Interessant ist auch, wie die Staatsregierung in den vergangenen Wochen herumgeeiert ist, wenn die Frage gestellt wurde, für wen denn eigentlich dieses Pseudoangebot Ganztagsschule sein soll. Da wurde fast wöchentlich eine neue Sau durchs Dorf getrieben. Zunächst war die Rede von Ganztagsschulen an sozialen Brennpunkten und von der Ganztagsschule in der Form der achtjährigen Gymnasien. Dann warf Alois Glück ein, Ganztagsschulen kämen nur für Großstädte infrage. Und jetzt – so lese ich in der „Süddeutschen Zeitung“ – denkt Frau Hohlmeier an Ganztagsschulen zur Förderung von jungen Leistungssportlern bzw. für hoch begabte Kinder von Zuwanderern. In der „Mittelbayerischen Zeitung“ sind es dann Schulen für Leistungssport oder hoch Begabte und Fördereinrichtungen für Aussiedlerkinder, wobei ich mich schon frage, warum nur für Aussiedlerkinder und nicht für Migrantenkinder allgemein.
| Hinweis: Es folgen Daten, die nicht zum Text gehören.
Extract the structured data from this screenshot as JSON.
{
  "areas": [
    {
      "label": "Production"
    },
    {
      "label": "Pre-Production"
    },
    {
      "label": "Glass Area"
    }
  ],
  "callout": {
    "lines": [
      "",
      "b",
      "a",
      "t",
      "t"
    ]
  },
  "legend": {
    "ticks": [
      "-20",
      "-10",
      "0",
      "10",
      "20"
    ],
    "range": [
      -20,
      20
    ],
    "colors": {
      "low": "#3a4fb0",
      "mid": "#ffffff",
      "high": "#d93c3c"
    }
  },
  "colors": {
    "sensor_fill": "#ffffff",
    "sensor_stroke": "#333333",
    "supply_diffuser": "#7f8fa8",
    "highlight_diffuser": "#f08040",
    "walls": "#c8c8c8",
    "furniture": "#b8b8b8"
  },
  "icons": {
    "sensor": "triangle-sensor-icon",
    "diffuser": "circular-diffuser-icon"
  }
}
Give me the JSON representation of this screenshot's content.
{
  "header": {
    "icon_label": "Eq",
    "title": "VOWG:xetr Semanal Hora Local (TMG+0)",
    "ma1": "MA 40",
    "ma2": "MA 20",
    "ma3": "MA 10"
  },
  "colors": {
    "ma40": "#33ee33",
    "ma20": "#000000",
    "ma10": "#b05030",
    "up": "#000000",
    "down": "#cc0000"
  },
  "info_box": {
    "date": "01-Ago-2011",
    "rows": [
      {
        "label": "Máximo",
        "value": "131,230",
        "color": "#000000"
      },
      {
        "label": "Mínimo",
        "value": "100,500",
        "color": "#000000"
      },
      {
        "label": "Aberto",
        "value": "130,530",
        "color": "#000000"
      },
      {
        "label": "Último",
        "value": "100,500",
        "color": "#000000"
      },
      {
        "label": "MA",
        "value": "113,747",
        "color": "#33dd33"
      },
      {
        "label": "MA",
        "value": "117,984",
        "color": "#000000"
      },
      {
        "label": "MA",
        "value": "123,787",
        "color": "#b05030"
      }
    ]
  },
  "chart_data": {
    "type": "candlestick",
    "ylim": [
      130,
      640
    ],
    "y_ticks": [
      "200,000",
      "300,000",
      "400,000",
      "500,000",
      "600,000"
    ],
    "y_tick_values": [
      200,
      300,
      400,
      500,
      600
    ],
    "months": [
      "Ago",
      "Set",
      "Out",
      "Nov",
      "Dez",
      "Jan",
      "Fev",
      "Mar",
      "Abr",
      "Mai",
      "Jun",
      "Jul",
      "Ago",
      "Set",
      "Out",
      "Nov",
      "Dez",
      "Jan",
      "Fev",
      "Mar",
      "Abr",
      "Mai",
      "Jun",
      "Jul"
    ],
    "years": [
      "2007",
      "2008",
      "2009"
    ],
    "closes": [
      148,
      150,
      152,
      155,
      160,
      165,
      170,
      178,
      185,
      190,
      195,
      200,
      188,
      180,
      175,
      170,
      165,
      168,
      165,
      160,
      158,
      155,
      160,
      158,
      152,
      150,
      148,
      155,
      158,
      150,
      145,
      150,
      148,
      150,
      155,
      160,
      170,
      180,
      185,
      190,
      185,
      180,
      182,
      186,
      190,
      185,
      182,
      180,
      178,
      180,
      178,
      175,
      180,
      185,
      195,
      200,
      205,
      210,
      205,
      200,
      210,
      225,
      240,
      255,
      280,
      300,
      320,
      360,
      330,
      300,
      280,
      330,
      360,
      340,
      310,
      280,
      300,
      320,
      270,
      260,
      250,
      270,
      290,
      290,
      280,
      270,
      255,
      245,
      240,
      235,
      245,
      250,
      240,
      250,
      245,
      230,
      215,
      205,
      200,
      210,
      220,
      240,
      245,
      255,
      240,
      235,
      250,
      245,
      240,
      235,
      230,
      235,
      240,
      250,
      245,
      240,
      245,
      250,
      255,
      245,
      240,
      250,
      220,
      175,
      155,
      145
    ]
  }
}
(Beifall beim BÜNDNIS 90/DIE GRÜNEN)

Warum für hoch Begabte, wenn doch schon der Run auf die besonderen Klassen für hoch Begabte nicht besonders groß ist? Warum ausgerechnet für Leistungssportler, wo es doch für diese zum Beispiel bestimmte Internate gibt? Alles unausgegorenes Gerede, am liebsten würde ich sagen „Gewäsch“, aber ich weiß nicht, ob das nicht ein unparlamentarischer Ausdruck ist.

All diese Überlegungen vonseiten der Ministerin zeigen mir, dass es dem Ministerium nicht darum geht, die pädagogische Chance der Ganztagsschule zu nutzen, sondern dass es ihr lediglich darum geht, möglichst wenig Ganztagsschulen in Bayern zu etablieren.

Auch die Bildungspolitiker der CSU beugen sich dieser Vorgabe. Nicht einmal die Bildungspolitiker der CSU lassen sich auf eine Diskussion über die pädagogischen Vorteile der Ganztagsschule ein und verweisen stur auf die von der Staatsregierung vorgegebene Linie der Ganztagsbetreuung.

Dabei haben die Ganztagsschulen unzweifelhaft pädagogische Vorteile, die zwar nicht von den Bildungspolitikern der CSU, aber sehr wohl von den Vertretern und Vertreterinnen der Wirtschaft und vom Bayerischen Städtetag gesehen werden.

Lassen Sie mich hier nur eines nennen: Lehrkräfte, Schülerinnen und Schüler leiden unter Zeitmangel. Kaum hat man sich in ein Thema vertieft, schon läutet es und das nächste Fach, das nächste Thema ist dran. Muße ist ein Fremdwort an unseren Schulen.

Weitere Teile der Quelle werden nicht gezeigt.